MWELO applies to public projects and private development projects where the total landscaped area is 2,500 square feet or greater and which require a building or landscape permit; those projects must include the water budget and hydrozone worksheet elements in the plan. See § 25-43.8 – § 25-43.9.
Do I need to show tree shading for parking lots?
Yes. New parking lots in many nonresidential and industrial zones must show a tree planting scheme that results in 50% of the parking lot shaded within five years; include species and canopy calculations in the landscape plan. See § 25-25.9(b) and § 25-29.6(b).
What fence height am I allowed in the front yard of a single‑family lot?
In R zones front (and street‑side on corner lots) fences, walls and hedges in the required front yard may not exceed 3 ft, except a 4 ft maximum is allowed if more than 50% of the top foot is see‑through (e.g., wrought iron). Rear and side fences may be up to 7 ft. See § 25-15.6.
Are trash enclosures required to be walled or can they be chain link?

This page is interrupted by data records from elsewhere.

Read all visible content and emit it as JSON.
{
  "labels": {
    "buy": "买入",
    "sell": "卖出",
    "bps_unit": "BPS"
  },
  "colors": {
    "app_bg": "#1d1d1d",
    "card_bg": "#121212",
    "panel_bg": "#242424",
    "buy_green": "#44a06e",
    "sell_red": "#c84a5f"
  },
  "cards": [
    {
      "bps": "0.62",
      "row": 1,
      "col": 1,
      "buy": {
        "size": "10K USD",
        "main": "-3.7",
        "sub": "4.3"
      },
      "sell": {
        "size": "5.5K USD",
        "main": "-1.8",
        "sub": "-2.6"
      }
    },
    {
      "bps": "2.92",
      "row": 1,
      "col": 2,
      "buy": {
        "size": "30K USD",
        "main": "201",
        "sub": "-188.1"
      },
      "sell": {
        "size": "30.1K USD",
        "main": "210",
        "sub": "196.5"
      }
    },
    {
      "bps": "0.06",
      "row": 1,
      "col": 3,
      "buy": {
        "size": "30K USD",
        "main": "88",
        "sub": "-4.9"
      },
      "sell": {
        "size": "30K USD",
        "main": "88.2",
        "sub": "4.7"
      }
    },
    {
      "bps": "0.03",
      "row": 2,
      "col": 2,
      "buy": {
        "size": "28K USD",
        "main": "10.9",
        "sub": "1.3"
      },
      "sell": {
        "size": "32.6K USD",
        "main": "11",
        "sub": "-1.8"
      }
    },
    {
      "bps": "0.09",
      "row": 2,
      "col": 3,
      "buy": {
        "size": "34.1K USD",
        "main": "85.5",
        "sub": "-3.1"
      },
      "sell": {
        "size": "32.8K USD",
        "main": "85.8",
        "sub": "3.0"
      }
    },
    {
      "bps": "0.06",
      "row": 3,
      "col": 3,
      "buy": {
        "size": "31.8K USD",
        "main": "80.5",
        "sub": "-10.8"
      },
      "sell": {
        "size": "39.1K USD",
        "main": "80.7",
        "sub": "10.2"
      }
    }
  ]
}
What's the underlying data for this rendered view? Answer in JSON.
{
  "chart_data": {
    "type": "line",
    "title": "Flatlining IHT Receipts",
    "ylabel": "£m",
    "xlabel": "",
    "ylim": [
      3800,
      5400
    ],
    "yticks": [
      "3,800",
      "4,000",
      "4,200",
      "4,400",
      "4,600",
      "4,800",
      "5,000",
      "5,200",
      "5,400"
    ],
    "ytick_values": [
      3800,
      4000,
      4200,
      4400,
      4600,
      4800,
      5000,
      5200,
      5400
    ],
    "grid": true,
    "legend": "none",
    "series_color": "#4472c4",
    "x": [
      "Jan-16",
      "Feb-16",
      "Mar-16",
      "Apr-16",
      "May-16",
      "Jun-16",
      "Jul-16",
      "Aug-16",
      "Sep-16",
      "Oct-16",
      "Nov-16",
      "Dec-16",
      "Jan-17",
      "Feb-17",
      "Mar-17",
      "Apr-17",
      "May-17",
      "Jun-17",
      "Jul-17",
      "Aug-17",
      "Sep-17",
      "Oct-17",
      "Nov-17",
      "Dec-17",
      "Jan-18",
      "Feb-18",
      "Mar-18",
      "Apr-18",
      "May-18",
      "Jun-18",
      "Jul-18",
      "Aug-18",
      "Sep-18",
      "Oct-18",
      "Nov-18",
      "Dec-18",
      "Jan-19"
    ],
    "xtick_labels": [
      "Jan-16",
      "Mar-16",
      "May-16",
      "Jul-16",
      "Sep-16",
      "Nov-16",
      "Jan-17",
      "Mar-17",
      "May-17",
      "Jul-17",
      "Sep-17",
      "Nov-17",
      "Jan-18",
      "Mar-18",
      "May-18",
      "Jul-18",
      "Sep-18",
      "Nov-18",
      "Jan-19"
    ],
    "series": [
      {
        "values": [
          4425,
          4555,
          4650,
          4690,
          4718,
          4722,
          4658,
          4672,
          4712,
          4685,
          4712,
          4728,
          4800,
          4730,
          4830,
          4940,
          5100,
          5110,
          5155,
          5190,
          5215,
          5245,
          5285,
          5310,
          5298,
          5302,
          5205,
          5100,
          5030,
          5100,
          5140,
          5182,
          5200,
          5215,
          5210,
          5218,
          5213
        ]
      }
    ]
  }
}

Trash enclosures must be surrounded by a 6‑ft solid block wall with a metal gate and the area around the enclosure must be landscaped; design guidance recommends vine screening and architectural treatments. See § 25-31.9(e) and related zone design guidance.
If my property is industrial and abuts homes, do I need a masonry wall?
Yes — where a property in M‑zones, C‑zones or other nonresidential zones abuts a residential district the Code typically requires a 7‑ft solid block masonry wall between the uses to buffer visual and operational impacts. See § 25-29.5(c), § 25-25.6(b), § 25-21.6(b).
Will removal of a mature tree be allowed?
Removal of mature trees is controlled — significant alterations such as removal of mature trees require Planning Director approval and removal may only be approved if the tree is dead, hazardous or damaging property. See § 25-43.6.
Can a PD overlay change the landscaping or screening rules for a site?
Yes. A Planned Development application must include proposed landscaping and open space plans and may request flexibility from underlying standards; however the PD must still be approved through site plan/design review and meet findings. See § 25-39.5–.6.
Do I need to complete landscaping before I get a Certificate of Occupancy?
If landscaping is required by the project approval or § 25-43.2, the City will not issue a final Certificate of Occupancy until landscaping shown on the approved plans is completed; a temporary CO may be allowed with a security deposit if landscaping is seasonally delayed. See § 25-43.5.
Are there visibility/corner triangle limits for planting near intersections and driveways?
Yes. The Code prohibits foliage and structures in the visibility triangle (varies by zone); generally a triangle at street intersections measures 20 ft in many nonresidential and R/UR zones (check § 25-43.3 for the exact dimension per zone). See § 25-43.3.